Corzine also referred to his near-fatal accident last year, talking about how important it was for him that family members could take time off from their jobs to be with him. New Jersey's paid family leave law, he said, will allow other families to do the same in times of need.
It will allow workers to take up to six weeks of paid leave to care for sick family members, newborns, or newly adopted children. Federal law requires most employers to provide up to 12 weeks of unpaid family leave.
New Jersey workers would be eligible to receive two-thirds of their regular wage, up to $524 per week.
Workers will begin paying into a fund for the program in January through a payroll deduction, and may begin taking leaves in July 2009.
California is the only other state that offers a paid-family-leave benefit. Washington has adopted a similar measure, but it will not take effect until after New Jersey's.
The United States is unusual among industrialized nations in not offering paid family leave.
Critics of New Jersey's law, including the business community and most Republican legislators, argue that it will place an undue burden on businesses, particularly at a time when the economy is weak. "When jobs are fleeing New Jersey in record numbers and the economy is slowing, we simply cannot afford a new tax on every employee," said Senate Minority Leader Tom Kean Jr. (R., Union). "Legislative officials estimate the payroll tax will cost workers $130 million per year. This is yet one more deduction from employee paychecks - one more tax out of dozens that New Jersey residents must pay."
The New Jersey Business and Industry Association, which opposed the measure, said its members sent more than 50,000 messages to the governor and the legislature urging them not to approve it.
"The law is likely to extract a steep economic price down the road in the form of lost jobs and a further deterioration of New Jersey's already poor business climate," said association president Philip Kirschner. "Rarely have we seen a more unpopular law.

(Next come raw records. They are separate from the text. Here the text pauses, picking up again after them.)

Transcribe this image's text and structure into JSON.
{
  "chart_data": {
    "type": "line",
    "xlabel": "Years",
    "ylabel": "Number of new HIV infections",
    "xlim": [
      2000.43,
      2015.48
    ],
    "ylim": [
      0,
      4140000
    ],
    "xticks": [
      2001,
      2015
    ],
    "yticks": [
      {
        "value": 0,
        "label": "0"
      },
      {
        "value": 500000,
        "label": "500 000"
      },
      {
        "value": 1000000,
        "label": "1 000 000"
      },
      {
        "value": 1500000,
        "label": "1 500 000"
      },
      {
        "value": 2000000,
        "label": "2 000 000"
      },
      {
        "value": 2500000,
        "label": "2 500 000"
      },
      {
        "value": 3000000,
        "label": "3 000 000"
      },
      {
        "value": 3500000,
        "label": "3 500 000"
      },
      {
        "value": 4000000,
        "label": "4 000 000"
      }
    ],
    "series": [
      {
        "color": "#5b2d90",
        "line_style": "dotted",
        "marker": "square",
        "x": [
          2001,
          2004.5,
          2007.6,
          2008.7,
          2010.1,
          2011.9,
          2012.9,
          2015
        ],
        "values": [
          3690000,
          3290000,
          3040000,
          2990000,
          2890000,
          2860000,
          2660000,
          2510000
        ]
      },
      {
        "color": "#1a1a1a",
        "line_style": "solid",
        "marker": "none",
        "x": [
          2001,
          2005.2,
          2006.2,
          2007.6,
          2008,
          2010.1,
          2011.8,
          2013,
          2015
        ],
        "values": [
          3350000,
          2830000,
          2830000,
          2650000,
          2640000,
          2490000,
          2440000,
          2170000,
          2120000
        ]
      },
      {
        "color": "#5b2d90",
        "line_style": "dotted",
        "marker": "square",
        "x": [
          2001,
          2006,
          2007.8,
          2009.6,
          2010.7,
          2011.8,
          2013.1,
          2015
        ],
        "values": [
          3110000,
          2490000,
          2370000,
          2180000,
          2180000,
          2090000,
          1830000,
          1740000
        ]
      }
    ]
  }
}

We believe paid leave will undermine the state's ability to retain and attract private-sector jobs."
The association noted that unlike the federal leave law, New Jersey's does not exempt businesses with fewer than 50 employees.
But advocates were ecstatic yesterday, praising Corzine and the legislative leaders, including Sens. Stephen Sweeney (D., Gloucester) and Barbara Buono (D., Middlesex) and Assemblyman Nelson Albano (D., Cape May), who pushed the bill through.
Some argued that instead of being anti-business, the law would help New Jersey employers.
"This is a critically important victory for working families in the state, and one that will be good for businesses as well, helping them retain the skilled workers they have hired and trained," said Debra L. Ness, president of the National Partnership for Women and Families.
Charles Wowkanech, president of the New Jersey State AFL-CIO, also praised the passage of the bill.
"No longer will families have to make the very difficult and often painful decisions of caring for a newborn baby in their first weeks of life or caring for a critically ill family member, or going to work in order to pay the mortgage," Wowkanech said. "I believe that the values of America are better than that, and today New Jersey continues to lead the way to a more balanced, family-friendly society."